Une étude pilote relève des taux de contamination aux pesticides alarmants dans les lagunes de Méditerranée

Des pesticides dans nos lagunesVu par Zibeline

Une étude pilote relève des taux de contamination aux pesticides alarmants dans les lagunes de Méditerranée - Zibeline

En novembre dernier, l’Agence de l’eau Rhône Méditerranée Corse et l’Ifremer (Institut français de recherche pour l’exploitation de la mer), en partenariat avec l’Université de Bordeaux, ont envoyé à la presse un rapport sur l’état des lagunes de Méditerranée1. Les scientifiques du laboratoire Environnement Ressources Languedoc Roussillon, basé à Sète, ont étudié, entre 2017 et 2019, dix de ces zones humides à la biodiversité exceptionnelle : les étangs de Canet, Bages-Sigean, l’Ayrolle, la Palme, Thau, Vic, l’Or, Berre, Biguglia, et du Méjean.

Qu’est-ce qu’une lagune ?

Ces étangs relativement peu profonds sont situés le long du littoral marin.
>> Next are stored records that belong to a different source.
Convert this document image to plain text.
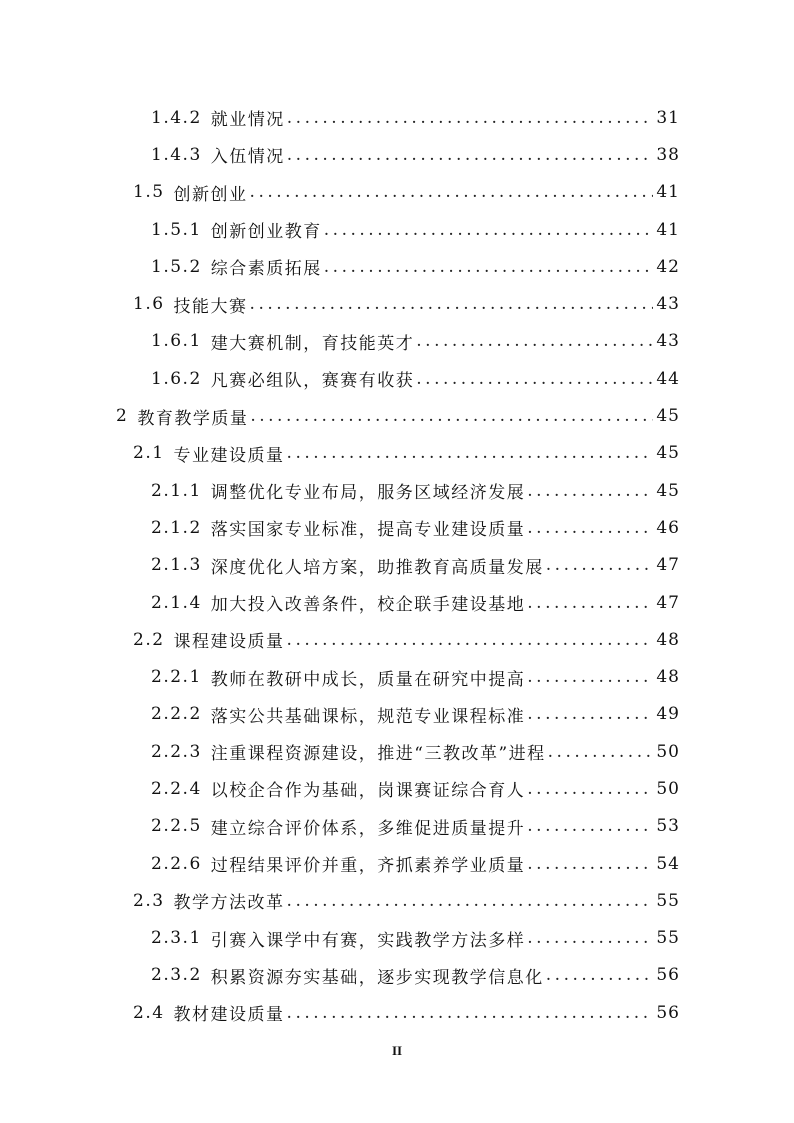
1.4.2 就业情况 .....	31
1.4.3 入伍情况 .....	38
1.5 创新创业 .....	41
1.5.1 创新创业教育 .....	41
1.5.2 综合素质拓展 .....	42
1.6 技能大赛 .....	43
1.6.1 建大赛机制，育技能英才 .....	43
1.6.2 凡赛必组队，赛赛有收获 .....	44
2 教育教学质量 .....	45
2.1 专业建设质量 .....	45
2.1.1 调整优化专业布局，服务区域经济发展 .....	45
2.1.2 落实国家专业标准，提高专业建设质量 .....	46
2.1.3 深度优化人培方案，助推教育高质量发展 .....	47
2.1.4 加大投入改善条件，校企联手建设基地 .....	47
2.2 课程建设质量 .....	48
2.2.1 教师在教研中成长，质量在研究中提高 .....	48
2.2.2 落实公共基础课标，规范专业课程标准 .....	49
2.2.3 注重课程资源建设，推进“三教改革”进程 .....	50
2.2.4 以校企合作为基础，岗课赛证综合育人 .....	50
2.2.5 建立综合评价体系，多维促进质量提升 .....	53
2.2.6 过程结果评价并重，齐抓素养学业质量 .....	54
2.3 教学方法改革 .....	55
2.3.1 引赛入课学中有赛，实践教学方法多样 .....	55
2.3.2 积累资源夯实基础，逐步实现教学信息化 .....	56
2.4 教材建设质量 .....	56
II
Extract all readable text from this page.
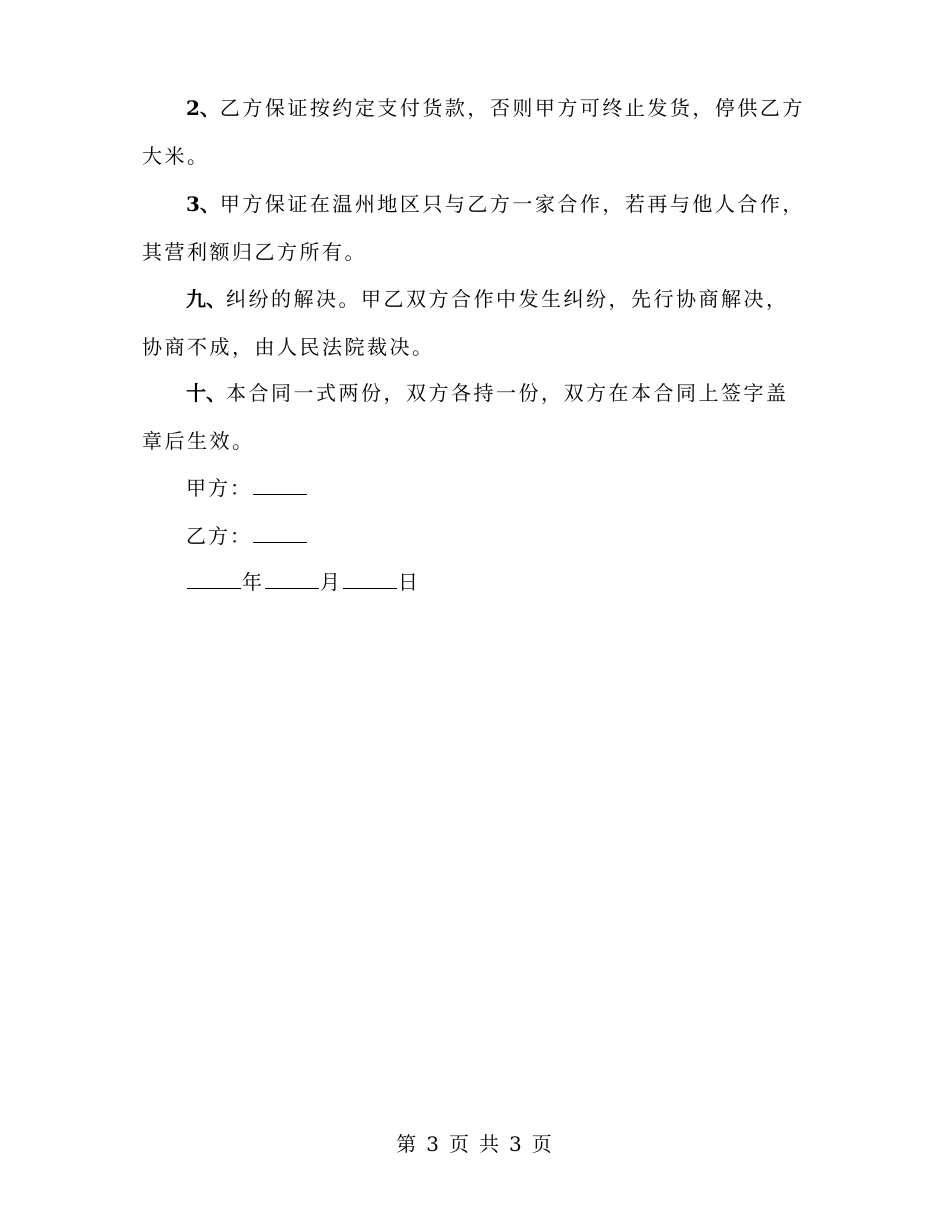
2、乙方保证按约定支付货款，否则甲方可终止发货，停供乙方大米。

3、甲方保证在温州地区只与乙方一家合作，若再与他人合作，其营利额归乙方所有。

九、纠纷的解决。甲乙双方合作中发生纠纷，先行协商解决，协商不成，由人民法院裁决。

十、本合同一式两份，双方各持一份，双方在本合同上签字盖章后生效。

甲方：
乙方：
年	月	日
第 3 页 共 3 页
Ils se sont formés lorsqu’à la fin de la dernière glaciation, il y a 10 000 ans, le climat s’est réchauffé. Le niveau de la mer s’est alors élevé, avec une stabilisation au niveau actuel il y a environ 6 000 ans. Les eaux saumâtres ayant envahi les parties les plus basses de la plaine littorale ont progressivement été séparées de la mer par une bande de sable, le « lido ». Alimentées par les cours d’eau douce, elles restent reliées à la mer via des chenaux appelés « graux ». D’où leur caractère unique : hybrides, les lagunes sont en permanente évolution et bouillonnent de vie. Le delta de la Camargue, royaume du vent, du sel, des flamands roses et des chevaux en liberté, est aussi celui des méconnues pelouses à saladelle, du rare lys des sables fleurissant les dunes, de la discrète tortue cistude, et offre une halte migratoire majeure pour les canards…

Impact humain délétère

Hélas, ces écosystèmes parmi les plus riches du monde sont lourdement impactés par les activités humaines. Même si, depuis une trentaine d’années, des efforts ont été consentis pour améliorer leur état écologique global. Les pouvoirs publics peinent notamment à contenir l’eutrophisation, due à un apport trop important d’azote et de phosphates, engrais ou détergents drainés depuis l’amont, entraînant la prolifération d’algues, jusqu’à l’asphyxie. Certains contaminants chimiques dits « historiques » (métaux, hydrocarbures, PCB…) diminuent, lentement. Mais le DDT, par exemple, insecticide chloré interdit en France depuis 1972, reste présent dans l’environnement sur de très longues périodes, et peut parcourir des distances considérables dans l’atmosphère. Entre autres méfaits, il perturbe la reproduction des oiseaux : les coquilles d’œufs en sont fragilisées, ce qui engendre des éclosions prématurées. Il se fixe dans les graisses des animaux aquatiques et terrestres, s’accumule le long de la chaîne alimentaire. On trouve du DDT dans les huîtres, les moules que nous consommons allègrement…

Sans compter l’effet cocktail

Tout ceci suffit largement à faire froid dans le dos. Mais les chercheurs de l’Ifremer ont soulevé un nouveau motif d’inquiétude : le cumul des pesticides. Il y a cinq ans, une biologiste du Centre de biochimie structurale de Montpellier, Vanessa Delfosse, a démontré le fameux « effet cocktail » des perturbateurs endocriniens2, mettant en évidence que certaines substances, prises isolément, peuvent être inoffensives, mais deviennent un poison une fois mélangées. L’équipe de Sète a transposé aux écosystèmes marins les connaissances acquises sur les effets toxiques de ces mélanges sur l’être humain.

« Auparavant, l’état chimique de ces lagunes était considéré comme bon puisqu’aucun des vingt-deux pesticides prioritaires suivis d’ordinaire tous les trois ans dans le cadre de la directive-cadre sur l’eau ne dépassait sa valeur-seuil », explique Karine Bonacina, directrice de la délégation territoriale de Montpellier de l’Agence de l’eau. « Cette étude modifie notre regard ; elle met en lumière l’urgence de prendre en compte les cocktails de pesticides et leurs effets sur ces milieux naturels. »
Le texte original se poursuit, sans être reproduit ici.